Vamos dar um exemplo para deixar as coisas mais claras. Bandeira em “Poema tirado de uma notícia de jornal” faz exatamente isso. Tem uma notícia do jornal Beira-mar, edição natalina de 1925, sobre um feirante que caiu bêbado e morreu afogado na Lagoa Rodrigo de Freitas, que Bandeira pega e remove de seu contexto jornalístico, conferindo-lhe uma moldura que diz “leia isto com uma visão poética”. E então vários fatos que, na “realidade”, são mera casualidade, tipo o nome João Gostoso e a sua casa sem número na favela da Babilônia, ganham camadas adicionais de sentido. No plano da forma, mesmo o comprimento dos versos serve para acrescentar sentido também2. Em poemas mais clássicos, essa sinalização da parte do poeta de que aquela obra é fortemente intencional deriva da opção de usar recursos como metro e rima, que distinguem a poesia mais tradicional do discurso cotidiano – afinal, ninguém fala rimando. Na poesia em verso livre, há outros recursos para transmitir isso, como a variação de comprimento dos versos, enjambements e até mesmo o uso idiossincrático (pense em Emily Dickinson) da pontuação.

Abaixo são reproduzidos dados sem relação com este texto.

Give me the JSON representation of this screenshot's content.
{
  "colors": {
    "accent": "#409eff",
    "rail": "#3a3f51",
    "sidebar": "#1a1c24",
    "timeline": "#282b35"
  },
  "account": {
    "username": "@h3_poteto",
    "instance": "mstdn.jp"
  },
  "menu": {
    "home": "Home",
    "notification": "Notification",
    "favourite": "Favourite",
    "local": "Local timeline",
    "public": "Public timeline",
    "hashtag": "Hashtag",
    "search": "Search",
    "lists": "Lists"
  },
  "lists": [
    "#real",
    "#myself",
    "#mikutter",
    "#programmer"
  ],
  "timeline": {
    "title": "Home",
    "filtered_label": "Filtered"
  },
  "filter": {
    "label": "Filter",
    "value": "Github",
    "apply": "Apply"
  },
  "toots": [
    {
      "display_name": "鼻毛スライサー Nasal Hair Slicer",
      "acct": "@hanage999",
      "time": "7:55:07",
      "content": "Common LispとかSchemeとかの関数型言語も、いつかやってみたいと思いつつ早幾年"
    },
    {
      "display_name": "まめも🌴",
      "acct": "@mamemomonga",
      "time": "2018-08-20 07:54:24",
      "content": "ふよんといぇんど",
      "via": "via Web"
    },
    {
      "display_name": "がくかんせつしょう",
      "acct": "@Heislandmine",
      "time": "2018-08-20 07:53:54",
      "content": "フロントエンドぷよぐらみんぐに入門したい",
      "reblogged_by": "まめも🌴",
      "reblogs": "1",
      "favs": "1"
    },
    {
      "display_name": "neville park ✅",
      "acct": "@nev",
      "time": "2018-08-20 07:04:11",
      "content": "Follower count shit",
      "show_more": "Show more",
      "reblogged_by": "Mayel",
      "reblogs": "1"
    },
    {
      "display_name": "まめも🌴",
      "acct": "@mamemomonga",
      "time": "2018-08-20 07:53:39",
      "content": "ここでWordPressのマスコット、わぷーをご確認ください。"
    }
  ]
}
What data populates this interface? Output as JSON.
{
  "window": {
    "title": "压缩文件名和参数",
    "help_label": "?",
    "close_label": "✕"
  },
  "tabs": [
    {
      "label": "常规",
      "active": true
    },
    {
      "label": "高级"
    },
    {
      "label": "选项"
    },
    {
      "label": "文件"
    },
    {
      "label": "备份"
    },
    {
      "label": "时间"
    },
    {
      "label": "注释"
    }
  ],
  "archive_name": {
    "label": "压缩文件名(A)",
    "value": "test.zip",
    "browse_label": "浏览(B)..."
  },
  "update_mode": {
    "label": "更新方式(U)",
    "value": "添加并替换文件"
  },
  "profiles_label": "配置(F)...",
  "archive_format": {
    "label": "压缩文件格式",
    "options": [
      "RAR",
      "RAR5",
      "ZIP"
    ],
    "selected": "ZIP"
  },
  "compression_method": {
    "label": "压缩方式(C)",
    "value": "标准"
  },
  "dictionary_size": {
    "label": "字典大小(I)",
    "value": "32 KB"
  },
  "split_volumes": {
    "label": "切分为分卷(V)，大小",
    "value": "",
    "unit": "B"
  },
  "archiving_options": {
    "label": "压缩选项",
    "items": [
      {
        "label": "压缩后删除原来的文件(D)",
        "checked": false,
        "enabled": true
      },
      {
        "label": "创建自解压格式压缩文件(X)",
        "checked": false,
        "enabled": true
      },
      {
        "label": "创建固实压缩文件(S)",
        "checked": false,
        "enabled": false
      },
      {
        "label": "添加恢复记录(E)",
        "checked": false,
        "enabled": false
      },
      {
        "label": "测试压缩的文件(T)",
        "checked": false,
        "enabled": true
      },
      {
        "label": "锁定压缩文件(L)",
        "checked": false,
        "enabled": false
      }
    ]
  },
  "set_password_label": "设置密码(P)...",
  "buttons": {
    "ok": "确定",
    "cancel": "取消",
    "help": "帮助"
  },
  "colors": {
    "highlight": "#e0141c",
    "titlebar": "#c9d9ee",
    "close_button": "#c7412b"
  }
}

Então, sim, qualquer coisa pode ser lida com um olhar poético, encontrando sentido e coerência em todos os detalhes daquilo que se apresenta a você, com suas recorrências, contraposições e ironias acidentais. O jornal, a sequência de ruas pelas quais você passa a caminho do trabalho (eu já trabalhei num lugar que eu chegava após passar pela rua Verbo Divino), a sua caixa de mensagens em alguma rede social, perfis do Tinder e sugestões de busca do Google3. Mas existem certas obras que são escritas (pelo menos em tese) para serem lidas assim. E isso, óbvio, são os poemas. Não digo nem a literatura de modo geral: como comenta Bakhtin, ler um romance como se fosse um poema é uma forma de achatar a experiência romanesca. É o poema que serve para isso, e só.
E tem um tipo de experiência que a poesia é ótima em oferecer que é quando outra pessoa lê o seu poema e encontra coisas ali que você mesmo que escreveu não reparou, mas que fazem sentido com o projeto que você tem do poema. Nessas horas a gente finge que é isso mesmo, que era nossa intenção colocar aquilo ali, que essa era a ideia desde o começo. A pegadinha: embora soe muito falastrão fazer isso, a poesia é o espaço para essa possibilidade. Você, indivíduo de carne e osso, com CPF e tudo o mais, pode não ter pensado nessas possibilidades que o público-leitor encontra, mas o seu eu-lírico sim. O poema é o lugar da intencionalidade radical. Faz parte do jogo, e há uma relação de toma-lá-dá-cá: quem escreve sinaliza que aquela obra está receptiva a esse tipo de leitura, e quem lê vai aproveitando a deixa para ir traçando conexões.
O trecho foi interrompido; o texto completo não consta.